While most of us hate the litany of lawsuits that have become commonplace in the tech industry, one positive result has been revelations from emails, recorded transcripts, and testimonies that would have undoubtedly remained under wraps. Without the Skyhook lawsuit we wouldn’t have nearly as many details about the Android device approval process. Apple and Samsung’s lawsuit pressured Apple to reveal that despite Steve Jobs’ nuclear reaction to Android as a product, he was willing to offer a licensing deal to Samsung (probably because Samsung provides so many parts for Apple).
Like the legal battles that preceded it, the Google/Oracle lawsuit has revealed more details about both companies. For example, apparently Oracle considered entering the smartphone race by buying RIM or Palm. The more troubling revelation to come out of this lawsuit came from none other than Google’s CEO, Larry Page: “I believe Android was very important for Google. I wouldn’t say it was critical.”
Page was responding to the question of whether or not Android was critical to Google’s strategy in 2010. While Page might have a different response for Android’s importance in 2012, it’s hard to believe that Google’s CEO does not think Android was critical to Google’s success two years ago. By 2010 Android had become one of the dominant mobile operating systems on the market. Page certainly knew that having a successful mobile strategy is essential to controlling the future of the company, so why would he think that Android was not critical? In what world would Google’s future be secure without Android?
The idea that Android was not a critical asset to Google in 2010 raises the question of Android’s importance to Google in 2012. The implication is that Page believed Google could still be successful if Android wasn’t on the market. Obviously since 98% of Google’s revenues come from search advertisements, Google’s immediate financial future will be secure for some time. Google would have been able to remain profitable without Android on the market, but it wouldn’t be able to secure control of their products’ future in the mobile market without their own mobile operating system.

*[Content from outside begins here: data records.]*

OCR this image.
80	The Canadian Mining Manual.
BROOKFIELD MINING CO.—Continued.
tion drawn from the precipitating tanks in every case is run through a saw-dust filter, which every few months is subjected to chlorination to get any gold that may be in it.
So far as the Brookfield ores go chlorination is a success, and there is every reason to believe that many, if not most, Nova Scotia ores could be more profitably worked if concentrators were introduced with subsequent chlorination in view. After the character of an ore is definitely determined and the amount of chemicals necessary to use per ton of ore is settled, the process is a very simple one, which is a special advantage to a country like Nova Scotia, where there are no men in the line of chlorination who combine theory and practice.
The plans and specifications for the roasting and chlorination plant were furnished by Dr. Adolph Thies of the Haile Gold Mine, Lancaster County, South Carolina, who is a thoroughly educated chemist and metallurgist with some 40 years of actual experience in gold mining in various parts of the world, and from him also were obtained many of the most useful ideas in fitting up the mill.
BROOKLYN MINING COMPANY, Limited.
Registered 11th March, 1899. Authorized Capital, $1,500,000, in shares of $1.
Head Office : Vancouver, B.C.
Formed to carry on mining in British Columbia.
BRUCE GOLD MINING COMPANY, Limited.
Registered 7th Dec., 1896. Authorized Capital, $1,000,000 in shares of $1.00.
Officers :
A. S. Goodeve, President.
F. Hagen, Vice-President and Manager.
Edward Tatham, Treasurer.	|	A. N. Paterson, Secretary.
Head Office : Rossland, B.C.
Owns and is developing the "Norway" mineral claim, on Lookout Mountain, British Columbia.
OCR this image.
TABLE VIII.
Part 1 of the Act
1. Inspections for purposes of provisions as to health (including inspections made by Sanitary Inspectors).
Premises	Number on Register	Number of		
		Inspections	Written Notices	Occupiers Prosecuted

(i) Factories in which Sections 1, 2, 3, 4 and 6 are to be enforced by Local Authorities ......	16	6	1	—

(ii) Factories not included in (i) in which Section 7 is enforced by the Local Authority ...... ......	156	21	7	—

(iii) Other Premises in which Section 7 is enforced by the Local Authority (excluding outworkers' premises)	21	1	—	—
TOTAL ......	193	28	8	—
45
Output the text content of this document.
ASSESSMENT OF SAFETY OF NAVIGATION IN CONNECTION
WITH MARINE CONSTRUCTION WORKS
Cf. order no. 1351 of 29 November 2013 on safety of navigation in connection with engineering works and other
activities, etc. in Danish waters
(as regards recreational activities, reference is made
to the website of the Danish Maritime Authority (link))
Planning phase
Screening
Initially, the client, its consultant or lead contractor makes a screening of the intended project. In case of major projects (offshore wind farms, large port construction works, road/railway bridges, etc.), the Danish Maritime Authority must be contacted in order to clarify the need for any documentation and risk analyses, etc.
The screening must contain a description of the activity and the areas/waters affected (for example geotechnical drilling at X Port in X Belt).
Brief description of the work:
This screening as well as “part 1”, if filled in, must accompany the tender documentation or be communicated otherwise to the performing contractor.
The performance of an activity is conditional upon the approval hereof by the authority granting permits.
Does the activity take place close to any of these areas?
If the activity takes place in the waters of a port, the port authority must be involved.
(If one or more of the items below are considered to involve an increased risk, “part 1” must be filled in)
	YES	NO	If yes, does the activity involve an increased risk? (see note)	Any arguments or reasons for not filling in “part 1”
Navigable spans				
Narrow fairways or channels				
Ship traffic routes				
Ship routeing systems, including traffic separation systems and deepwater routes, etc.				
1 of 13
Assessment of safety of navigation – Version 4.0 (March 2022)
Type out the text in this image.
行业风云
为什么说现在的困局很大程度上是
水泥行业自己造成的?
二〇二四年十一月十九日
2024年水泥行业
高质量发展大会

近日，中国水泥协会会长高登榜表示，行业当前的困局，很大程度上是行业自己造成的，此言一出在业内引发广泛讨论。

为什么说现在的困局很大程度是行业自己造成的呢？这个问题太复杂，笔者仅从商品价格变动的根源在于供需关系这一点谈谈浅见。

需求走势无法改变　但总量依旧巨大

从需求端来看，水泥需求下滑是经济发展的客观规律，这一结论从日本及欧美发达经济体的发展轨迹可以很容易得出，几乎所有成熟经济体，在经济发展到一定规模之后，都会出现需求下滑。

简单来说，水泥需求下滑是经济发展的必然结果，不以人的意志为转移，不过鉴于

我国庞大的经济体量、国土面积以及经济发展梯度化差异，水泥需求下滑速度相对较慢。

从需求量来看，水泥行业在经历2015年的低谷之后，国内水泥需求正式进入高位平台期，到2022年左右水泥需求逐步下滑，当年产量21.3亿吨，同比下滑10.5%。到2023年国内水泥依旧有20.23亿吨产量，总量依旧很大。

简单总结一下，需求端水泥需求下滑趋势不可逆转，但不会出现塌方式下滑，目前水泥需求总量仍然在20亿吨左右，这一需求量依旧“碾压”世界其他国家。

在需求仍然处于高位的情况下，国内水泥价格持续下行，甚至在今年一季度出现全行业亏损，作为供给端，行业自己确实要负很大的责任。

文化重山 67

Earlier this month Page tried to soften the enmity between Google and Apple by claiming that Steve Jobs didn’t really hate Android and was only trying to rally Apple around a common enemy. Having read Jobs’ biography and his biographer’s response to Page’s claim, I have serious doubts about Page’s version of the story. This, coupled with his more recent statements, however, leads me to believe that Page is trying to downplay Android’s importance to Google’s future in order to defend it. If Page can convince people that Android isn’t important to Google, its competitors may be more inclined to ignore it. It’s totally possible that Android is still more akin to a hobby at Google, but surely Page doesn’t believe Chrome OS is the future of the company.
Page knows that mobile is the future, which means that Android is Google’s ticket to relevancy in the next ten years. If people keep seeing Google’s dependence on Android, Google competitors will continue to attack it. Oracle decided to just sue Google instead of buying RIM or Palm to actually compete. Apple is suing Google’s partners instead of trusting that the market will let the best product win. There’s a reason why companies like Oracle and Apple are suing Google over Android: they know that the future is mobile, so by taking down Android they can take down Google.
I’m not sure why Page has decided that he needs to put Android on the defensive by trying to minimize its importance, but maybe that sort of deception will work on most people. Maybe Google’s competitors will believe that Android isn’t absolutely essential to Google’s strategy in a world that is constantly continuing its march towards mobile computing. I think Google’s competitors will see right through Page’s rhetoric. Page would do better to acknowledge that Android has been and continues to be more than a critical asset to the company – it is the company’s future. Pretending that Android isn’t critical to Google isn’t fooling anyone.